Le 30 juillet 2002 à Eastlake, banlieue de Cleveland, est retrouvé le corps inanimé de Joseph Chandler. L’homme de 64 ans semble s’être suicidé d’une balle dans la bouche en se regardant dans le miroir de sa salle de bain. Le corps est dans un état de décomposition très avancé, ce qui empêche tous prélèvements ou prise d’empreintes.

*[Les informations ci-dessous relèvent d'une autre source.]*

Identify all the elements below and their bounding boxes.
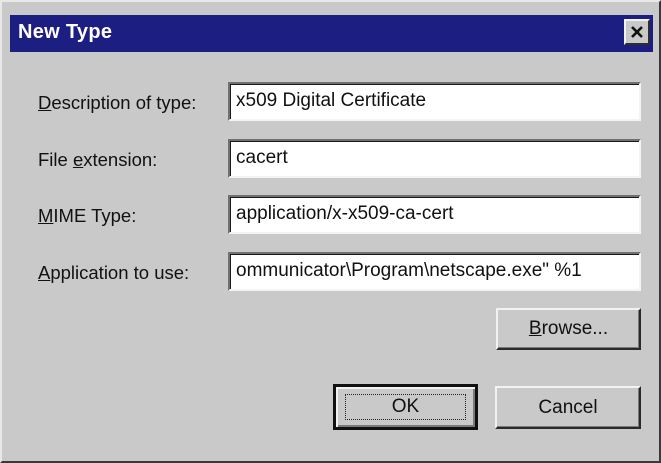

Joseph Chandler vivait en ermite depuis dix-sept ans dans son appartement de location mais il n’a développé aucun lien avec les autres locataires de la résidence. Plus étrange : aucune empreinte n’est retrouvée dans son logement ou sa voiture. La police découvre qu’une coquette somme d’argent est disponible sur ses comptes en banque. Est alors lancée une recherche d’héritier et c’est ainsi que l’on découvre que l’homme décédé à Eastlake ne s’appelait pas Joseph Chandler. Il a usurpé l’identité d’un enfant mort à l’âge de huit ans dans un accident de voiture avec ses parents en 1945. Qui était donc cet homme et qu’avait-il donc à cacher ?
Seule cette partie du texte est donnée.